Some have even likened “The Help” and Kathryn Stockett to a White, female southern writer of the 1930s,—— Margaret Mitchell and her seminal pro-Confederate classic, “Gone With The Wind.”

Quickly:  Ablene Cooper was/is the Jackson, Mississippi maid to Kathryn Stockett’s brother.  Ablene Cooper and Kathryn Stockett have met.  Kathryn Stockett when writing her bestselling book was aware (to some extent) of Ablene Cooper’s “story.”

Ablene Cooper claims that Kathryn Stockett has improperly (i.e. without permission and or compensation) incorporated her “story” into her bestselling book and hugely popular movie.  As of today, box office receipts for “The Help”——$40,000,000 and counting.

Ablene Cooper, as a result of the above allegations filed in February, a $75,000 lawsuit against Kathryn Stockett.



1.  On Tuesday, August 16th, Hinds County (Mississippi) Circuit Judge Tommie Green dismissed the lawsuit stating that the 1 year statute of limitations elapsed.  Translation:  The merits of the case was not considered (i.e. because of the running of the 1 year statute, the court was precluded from deciding on the veracity of Ablene Cooper’s allegations).

2.  Immediately after hearing the judge’s decision to dismiss her suit, Ablene Cooper left the courthouse in tears.  She stated through tears that “…..She’s a liar.  She did it.  She knows she did it.”  Stockett was not in court during the proceedings.

3.  On Thursday, August 19th, Edward Sander’s, Ablene Cooper’s attorney, asked the judge to reconsider the lawsuit.  The motion for reconsideration stated in part that the 1 year clock did not start clicking until the summer of 2010 when Ablene Cooper read “The Help” for the first time.

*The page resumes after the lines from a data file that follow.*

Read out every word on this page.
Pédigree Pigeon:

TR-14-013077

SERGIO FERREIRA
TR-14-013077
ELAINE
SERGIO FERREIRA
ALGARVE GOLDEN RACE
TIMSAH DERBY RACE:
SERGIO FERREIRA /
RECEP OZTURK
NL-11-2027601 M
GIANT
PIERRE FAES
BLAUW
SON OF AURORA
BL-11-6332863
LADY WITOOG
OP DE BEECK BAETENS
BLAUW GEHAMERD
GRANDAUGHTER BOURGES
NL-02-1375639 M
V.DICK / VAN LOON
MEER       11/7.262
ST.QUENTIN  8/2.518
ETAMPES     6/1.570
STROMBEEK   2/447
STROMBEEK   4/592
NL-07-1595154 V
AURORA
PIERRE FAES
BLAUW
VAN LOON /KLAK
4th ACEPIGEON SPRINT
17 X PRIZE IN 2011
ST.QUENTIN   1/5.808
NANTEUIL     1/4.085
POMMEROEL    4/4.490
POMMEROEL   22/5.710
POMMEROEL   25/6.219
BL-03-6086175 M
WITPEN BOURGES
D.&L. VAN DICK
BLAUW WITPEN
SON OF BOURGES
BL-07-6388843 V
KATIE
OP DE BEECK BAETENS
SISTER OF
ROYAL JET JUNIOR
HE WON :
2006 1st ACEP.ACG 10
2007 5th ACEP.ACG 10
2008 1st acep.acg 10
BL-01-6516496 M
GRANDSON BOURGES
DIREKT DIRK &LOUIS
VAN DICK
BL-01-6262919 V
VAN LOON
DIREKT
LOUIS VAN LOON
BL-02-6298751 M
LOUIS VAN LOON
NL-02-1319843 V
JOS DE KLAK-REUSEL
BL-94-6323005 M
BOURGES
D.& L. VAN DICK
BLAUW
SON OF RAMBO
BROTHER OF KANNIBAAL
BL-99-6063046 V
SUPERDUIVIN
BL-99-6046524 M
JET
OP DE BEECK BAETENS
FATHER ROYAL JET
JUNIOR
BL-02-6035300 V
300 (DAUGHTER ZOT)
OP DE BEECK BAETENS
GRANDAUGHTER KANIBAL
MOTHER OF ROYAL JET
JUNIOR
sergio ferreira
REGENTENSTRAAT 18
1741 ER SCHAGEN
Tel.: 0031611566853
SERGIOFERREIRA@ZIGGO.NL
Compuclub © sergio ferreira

4. Sanders argued that his client did not read the book sooner because in a handwritten note Stockett assured Cooper that despite the similarity in names (Aibileen Clark—the name of the maid in “The Help”), the character wasn’t based on Cooper.

5.  Cooper stated that she trusted Stockett and  did not read the book sooner based on Stockett’s assertions in the handwritten note.  Translation:  “Had I not relied on Kathryn Stockett’s misrepresentation(s) in her handwritten note, I would have read the book sooner and would have as a result of the blatant similarities, filed my lawsuit well within the 1 year statute of limitations.”

6.  The judge has the motion in hand.   And of course, The Recovering Attorney will keep you posted!